L’apport de l’échographie avec la technique de ponction veineuse sous échoguidage (et non échorepérage qui n’a pas montré de supériorité par rapport au simple repérage anatomique en terme de diminution du taux de complications) est à ce jour le meilleur moyen de prévention, et a permis diminuer le risque de survenue de ces complications mécaniques précoces d’un facteur 5 à 10 selon les études [6]. Cette étude nous montre que malgré « l’evidence-based medicine » sur l’apport de l’échoguidage pour la pose des CVC et les recommandations des sociétés savantes nationales et internationales publiées avant le début de l’étude [7], près d’un patient sur 2 ne bénéficie pas encore de cette technique qui pourrait pourtant diminuer fortement l’incidence des complications mécaniques précoces.
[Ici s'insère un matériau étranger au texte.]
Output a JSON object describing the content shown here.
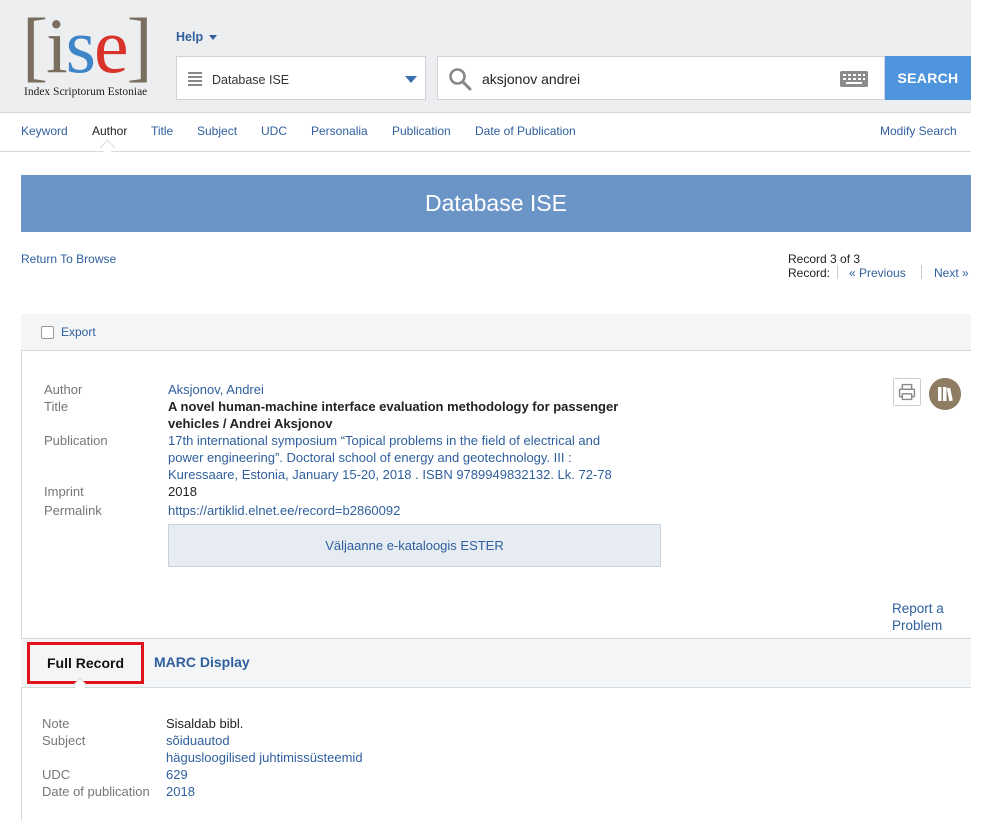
{
  "header": {
    "logo_text": "ise",
    "logo_subtitle": "Index Scriptorum Estoniae",
    "help_label": "Help",
    "database_select": "Database ISE",
    "search_value": "aksjonov andrei",
    "search_button": "SEARCH"
  },
  "nav": {
    "items": [
      "Keyword",
      "Author",
      "Title",
      "Subject",
      "UDC",
      "Personalia",
      "Publication",
      "Date of Publication"
    ],
    "active": "Author",
    "modify_search": "Modify Search"
  },
  "banner": {
    "title": "Database ISE"
  },
  "browse": {
    "return_label": "Return To Browse",
    "record_count": "Record 3 of 3",
    "record_label": "Record:",
    "previous": "« Previous",
    "next": "Next »"
  },
  "record": {
    "export_label": "Export",
    "labels": {
      "author": "Author",
      "title": "Title",
      "publication": "Publication",
      "imprint": "Imprint",
      "permalink": "Permalink"
    },
    "author": "Aksjonov, Andrei",
    "title_lines": [
      "A novel human-machine interface evaluation methodology for passenger",
      "vehicles / Andrei Aksjonov"
    ],
    "publication_lines": [
      "17th international symposium “Topical problems in the field of electrical and",
      "power engineering”. Doctoral school of energy and geotechnology. III :",
      "Kuressaare, Estonia, January 15-20, 2018 . ISBN 9789949832132. Lk. 72-78"
    ],
    "imprint": "2018",
    "permalink": "https://artiklid.elnet.ee/record=b2860092",
    "ester_button": "Väljaanne e-kataloogis ESTER",
    "report_lines": [
      "Report a",
      "Problem"
    ]
  },
  "tabs": {
    "full_record": "Full Record",
    "marc_display": "MARC Display"
  },
  "full_record": {
    "labels": {
      "note": "Note",
      "subject": "Subject",
      "udc": "UDC",
      "date_of_publication": "Date of publication"
    },
    "note": "Sisaldab bibl.",
    "subjects": [
      "sõiduautod",
      "hägusloogilised juhtimissüsteemid"
    ],
    "udc": "629",
    "date_of_publication": "2018"
  },
  "colors": {
    "brand_blue": "#6b95c6",
    "search_button": "#4f95de",
    "link": "#2f5f9e",
    "highlight_border": "#e0121c"
  }
}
Il faut toutefois noter que cette étude décrit la pose des CVCs à l’hôpital en général. Il est possible que la survenue de complications mécaniques lors de la pose de CVCs soit supérieure dans le sous-groupe des patients hospitalisés en réanimation.

Points forts
  • Question posée pertinente
  • Large effectif. Il s’agit en effet, avec plus de 10000 patients inclus, de la plus grande cohorte jamais analysée sur le sujet.
  • Méthodologie statistique simple et adaptée avec l’utilisation d’analyses multivariées par régression logistique (Toutefois, on peut noter que la régression logistique concernant le pneumothorax soit forcée avec sans doute trop de données (n=10) inclues dans le modèle au vu du faible nombre d’évènements (n=21)).
Points faibles
  • Etude rétrospective sur registre et/ou base de données avec nombreuses données manquantes, ce qui peut sous-estimer le nombre de complications mécaniques, notamment celles classées comme non graves.
  • Un seul CVC inclus dans l’analyse pour les patients ayant eu plusieurs CVC, donc biais de sélection
  • Hétérogénéité des centres recruteurs avec notamment 4 petits hôpitaux de proximité de moins de 80 lits d’hospitalisation, ce qui peut induire un biais « effet centre » lié en particulier au volume annuel de CVC.
  • Absence de données sur le statut de l’opérateur : junior vs sénior expérimenté ou non.
  • Seulement 50% des CVC posés sous échographie dont 3/4 des CVC en voie jugulaire interne et 1/3 des CVC en voie sous-clavière. Issues d’un registre régional en Suède, ces données sont-elles le reflet de ce qui se fait ailleurs dans le monde (Validité externe) ?
  • Utilisation de l’échographie non décrite : Echoguidage ou échorepérage ?
  • Les pneumothorax sont-ils survenus après échoguidage ou pose de CVC en repérage anatomique ? Bien que l’utilisation de l’échographe ne ressorte pas comme facteur de risque indépendant de complications mécaniques dans l’analyse multivariée, au vu du relativement faible taux d’utilisation de l’échographe en voies jugulaire interne et surtout sous-clavière, on aimerait avoir plus d’information sur l’impact de l’utilisation de l’échographie sur la survenue de complications mécaniques.
  • Absence de données sur le temps de pose du CVC.
Implications et conclusions

Cette étude nous rappelle que les complications mécaniques précoces ne sont pas si rares et parfois graves pouvant justifier une intervention thérapeutique en urgence. L’extrapolation aux CVCs posés spécifiquement en réanimation est difficile.

Elle nous rappelle aussi que toute pose de CVC doit faire l’objet d’une analyse bénéfice-risque pour le patient et que des contre-indications relatives ou absolues doivent être respectées dans le choix du site d’insertion du CVC par l’opérateur.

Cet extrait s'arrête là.